By Ellen Eisenberg, Executive Director of The Professional Institute for Instructional Coaching (TPIIC)

Wednesday, August 26, 2015

For almost two years, the South African Department of Higher Education and Training along with their partner organizations have been communicating with us about instructional coaching as a job-embedded professional development model for their teachers. They want to provide a vehicle for supporting the teachers who work with students who are post-high school graduates but not quite ready for a 4 year college or university. These students attend TVET colleges which are similar to our community colleges. The government wants to provide the teachers of these students with every opportunity to improve their craft and address the needs of this student population.

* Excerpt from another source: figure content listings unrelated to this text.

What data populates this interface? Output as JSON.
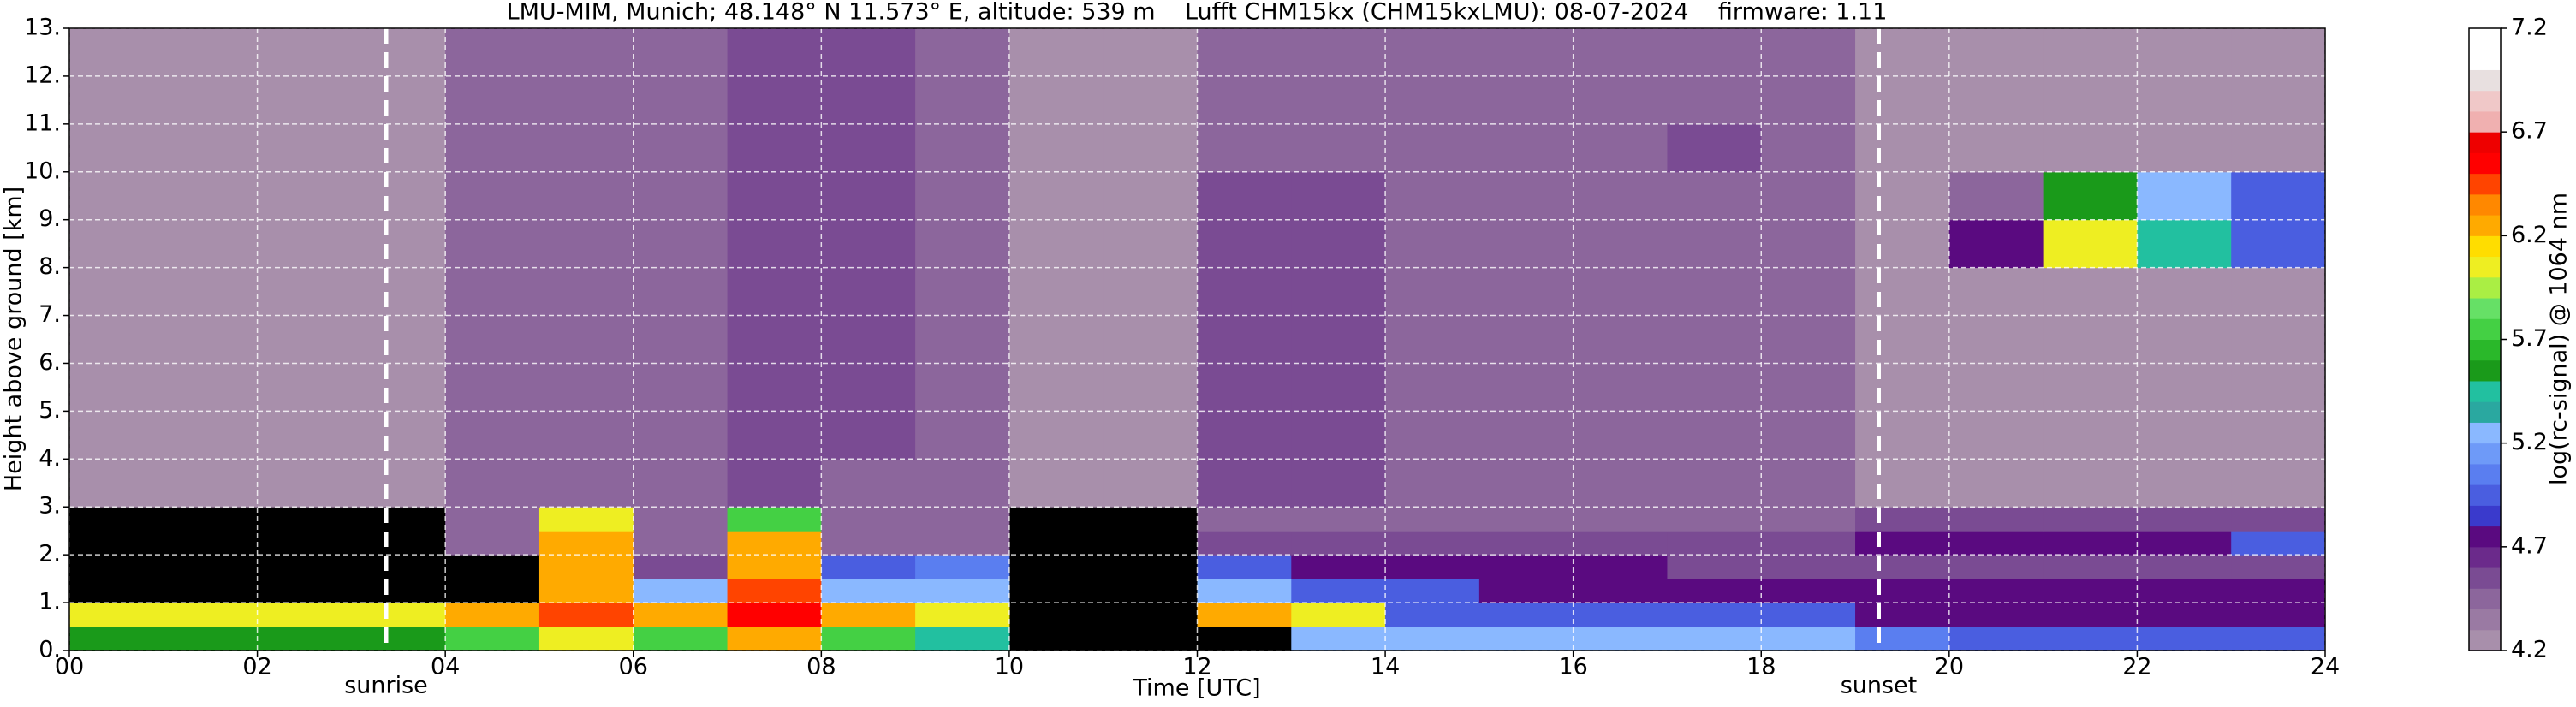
{
  "chart_data": {
    "type": "heatmap",
    "title": "LMU-MIM, Munich; 48.148° N 11.573° E, altitude: 539 m    Lufft CHM15kx (CHM15kxLMU): 08-07-2024    firmware: 1.11",
    "xlabel": "Time [UTC]",
    "ylabel": "Height above ground [km]",
    "colorbar_label": "log(rc-signal) @ 1064 nm",
    "x_bins": [
      0,
      1,
      2,
      3,
      4,
      5,
      6,
      7,
      8,
      9,
      10,
      11,
      12,
      13,
      14,
      15,
      16,
      17,
      18,
      19,
      20,
      21,
      22,
      23,
      24
    ],
    "y_bins": [
      0,
      0.5,
      1,
      1.5,
      2,
      2.5,
      3,
      4,
      5,
      6,
      7,
      8,
      9,
      10,
      11,
      12,
      13
    ],
    "z": [
      [
        5.6,
        5.6,
        5.6,
        5.6,
        5.8,
        6.0,
        5.7,
        6.2,
        5.8,
        5.5,
        null,
        null,
        null,
        5.3,
        5.3,
        5.3,
        5.2,
        5.2,
        5.2,
        5.1,
        5.0,
        5.0,
        5.0,
        5.0
      ],
      [
        6.1,
        6.1,
        6.0,
        6.0,
        6.3,
        6.4,
        6.2,
        6.5,
        6.2,
        6.0,
        null,
        null,
        6.3,
        6.0,
        5.0,
        5.0,
        4.9,
        4.9,
        4.9,
        4.8,
        4.8,
        4.8,
        4.8,
        4.8
      ],
      [
        null,
        null,
        null,
        null,
        null,
        6.2,
        5.3,
        6.4,
        5.3,
        5.2,
        null,
        null,
        5.2,
        5.0,
        4.9,
        4.8,
        4.8,
        4.8,
        4.8,
        4.7,
        4.7,
        4.7,
        4.7,
        4.7
      ],
      [
        null,
        null,
        null,
        null,
        null,
        6.3,
        4.6,
        6.3,
        5.0,
        5.1,
        null,
        null,
        5.0,
        4.8,
        4.8,
        4.7,
        4.7,
        4.6,
        4.6,
        4.6,
        4.6,
        4.6,
        4.6,
        4.6
      ],
      [
        null,
        null,
        null,
        null,
        4.4,
        6.2,
        4.5,
        6.3,
        4.5,
        4.5,
        null,
        null,
        4.6,
        4.6,
        4.6,
        4.6,
        4.6,
        4.6,
        4.6,
        4.7,
        4.8,
        4.8,
        4.8,
        4.9
      ],
      [
        null,
        null,
        null,
        null,
        4.4,
        6.0,
        4.5,
        5.8,
        4.5,
        4.5,
        null,
        null,
        4.5,
        4.5,
        4.5,
        4.5,
        4.5,
        4.5,
        4.5,
        4.6,
        4.6,
        4.6,
        4.6,
        4.6
      ],
      [
        4.3,
        4.3,
        4.3,
        4.3,
        4.4,
        4.5,
        4.5,
        4.6,
        4.5,
        4.5,
        4.3,
        4.3,
        4.6,
        4.6,
        4.4,
        4.4,
        4.4,
        4.4,
        4.4,
        4.3,
        4.3,
        4.3,
        4.3,
        4.3
      ],
      [
        4.3,
        4.3,
        4.3,
        4.3,
        4.4,
        4.5,
        4.5,
        4.6,
        4.6,
        4.5,
        4.3,
        4.3,
        4.6,
        4.6,
        4.4,
        4.4,
        4.4,
        4.4,
        4.4,
        4.3,
        4.3,
        4.3,
        4.3,
        4.3
      ],
      [
        4.3,
        4.3,
        4.3,
        4.3,
        4.4,
        4.5,
        4.5,
        4.6,
        4.6,
        4.5,
        4.3,
        4.3,
        4.6,
        4.6,
        4.4,
        4.4,
        4.4,
        4.4,
        4.4,
        4.3,
        4.3,
        4.3,
        4.3,
        4.3
      ],
      [
        4.3,
        4.3,
        4.3,
        4.3,
        4.4,
        4.5,
        4.5,
        4.6,
        4.6,
        4.5,
        4.3,
        4.3,
        4.6,
        4.6,
        4.4,
        4.4,
        4.4,
        4.4,
        4.4,
        4.3,
        4.3,
        4.3,
        4.3,
        4.3
      ],
      [
        4.3,
        4.3,
        4.3,
        4.3,
        4.4,
        4.5,
        4.5,
        4.6,
        4.6,
        4.5,
        4.3,
        4.3,
        4.6,
        4.6,
        4.4,
        4.4,
        4.4,
        4.4,
        4.4,
        4.3,
        4.3,
        4.3,
        4.3,
        4.3
      ],
      [
        4.3,
        4.3,
        4.3,
        4.3,
        4.4,
        4.5,
        4.5,
        4.6,
        4.6,
        4.5,
        4.3,
        4.3,
        4.6,
        4.6,
        4.4,
        4.4,
        4.4,
        4.4,
        4.4,
        4.3,
        4.8,
        6.0,
        5.4,
        5.0
      ],
      [
        4.3,
        4.3,
        4.3,
        4.3,
        4.4,
        4.5,
        4.5,
        4.6,
        4.6,
        4.5,
        4.3,
        4.3,
        4.6,
        4.6,
        4.4,
        4.4,
        4.4,
        4.4,
        4.4,
        4.3,
        4.5,
        5.6,
        5.2,
        4.9
      ],
      [
        4.3,
        4.3,
        4.3,
        4.3,
        4.4,
        4.5,
        4.5,
        4.6,
        4.6,
        4.5,
        4.3,
        4.3,
        4.5,
        4.5,
        4.4,
        4.4,
        4.4,
        4.6,
        4.4,
        4.3,
        4.3,
        4.3,
        4.3,
        4.3
      ],
      [
        4.3,
        4.3,
        4.3,
        4.3,
        4.4,
        4.5,
        4.5,
        4.6,
        4.6,
        4.5,
        4.3,
        4.3,
        4.5,
        4.5,
        4.4,
        4.4,
        4.4,
        4.4,
        4.4,
        4.3,
        4.3,
        4.3,
        4.3,
        4.3
      ],
      [
        4.3,
        4.3,
        4.3,
        4.3,
        4.4,
        4.5,
        4.5,
        4.6,
        4.6,
        4.5,
        4.3,
        4.3,
        4.5,
        4.5,
        4.4,
        4.4,
        4.4,
        4.4,
        4.4,
        4.3,
        4.3,
        4.3,
        4.3,
        4.3
      ]
    ],
    "xlim": [
      0,
      24
    ],
    "ylim": [
      0,
      13
    ],
    "xticks": [
      {
        "value": 0,
        "label": "00"
      },
      {
        "value": 2,
        "label": "02"
      },
      {
        "value": 4,
        "label": "04"
      },
      {
        "value": 6,
        "label": "06"
      },
      {
        "value": 8,
        "label": "08"
      },
      {
        "value": 10,
        "label": "10"
      },
      {
        "value": 12,
        "label": "12"
      },
      {
        "value": 14,
        "label": "14"
      },
      {
        "value": 16,
        "label": "16"
      },
      {
        "value": 18,
        "label": "18"
      },
      {
        "value": 20,
        "label": "20"
      },
      {
        "value": 22,
        "label": "22"
      },
      {
        "value": 24,
        "label": "24"
      }
    ],
    "yticks": [
      {
        "value": 0,
        "label": "0."
      },
      {
        "value": 1,
        "label": "1."
      },
      {
        "value": 2,
        "label": "2."
      },
      {
        "value": 3,
        "label": "3."
      },
      {
        "value": 4,
        "label": "4."
      },
      {
        "value": 5,
        "label": "5."
      },
      {
        "value": 6,
        "label": "6."
      },
      {
        "value": 7,
        "label": "7."
      },
      {
        "value": 8,
        "label": "8."
      },
      {
        "value": 9,
        "label": "9."
      },
      {
        "value": 10,
        "label": "10."
      },
      {
        "value": 11,
        "label": "11."
      },
      {
        "value": 12,
        "label": "12."
      },
      {
        "value": 13,
        "label": "13."
      }
    ],
    "grid": true,
    "clim": [
      4.2,
      7.2
    ],
    "cticks": [
      4.2,
      4.7,
      5.2,
      5.7,
      6.2,
      6.7,
      7.2
    ],
    "colors": [
      "#a88fab",
      "#9a7aa3",
      "#8c669c",
      "#7a4b93",
      "#6b2a8b",
      "#5a0a80",
      "#3a3acc",
      "#4a5ee0",
      "#5a7ef0",
      "#6e9af8",
      "#8ab8ff",
      "#2aa8a0",
      "#22c0a0",
      "#1a9a1a",
      "#2ab82a",
      "#44d044",
      "#66e066",
      "#aaee44",
      "#eeee22",
      "#ffdd00",
      "#ffaa00",
      "#ff8800",
      "#ff4400",
      "#ff0000",
      "#ee0000",
      "#f0b0b0",
      "#f0c8c8",
      "#e8e0e0",
      "#ffffff",
      "#ffffff"
    ],
    "annotations": [
      {
        "text": "sunrise",
        "x": 3.37
      },
      {
        "text": "sunset",
        "x": 19.25
      }
    ]
  }
}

So, four of us went to Johannesburg, South Africa, to provide a 5-day intensive professional development training to educate individuals who were selected to become coaches and mentors. As a “train the trainers” model, we worked with a small group of individuals who will now provide turnaround training for more potential coaches and mentors to the other TVET sites.

Our participants were receptive and responsive, absorbing all the lessons we have learned about working with adult learners, designing an instructional coaching model, building teacher capacity, and improving student engagement. They shared pieces of their culture with us and focused on our similarities rather than our differences. We modeled our 4-quadrant framework and our BDA cycle of consultation, helping them to understand why collaboration, communication, collective problem-solving, and critical friends groups are essential for change and school wide improvement. We talked about working one-on-one and in small groups to support teachers and school leaders; engaged in focused discussions about data collection and use; shared evidence-based literacy practices across all content areas; and conveyed the importance of reflection and non-evaluative practice for making sustainable change.

It is our hope that a team from South Africa will join us for our October PIIC Professional Learning Opportunity so they can see firsthand how instructional coaches collaborate and create safe environments. We want them to see how coaches are on the side of helping teachers implement effective instructional practices regardless of the student population or needs. We want them to see how the transparency and shared vision for helping students transcends culture and geography.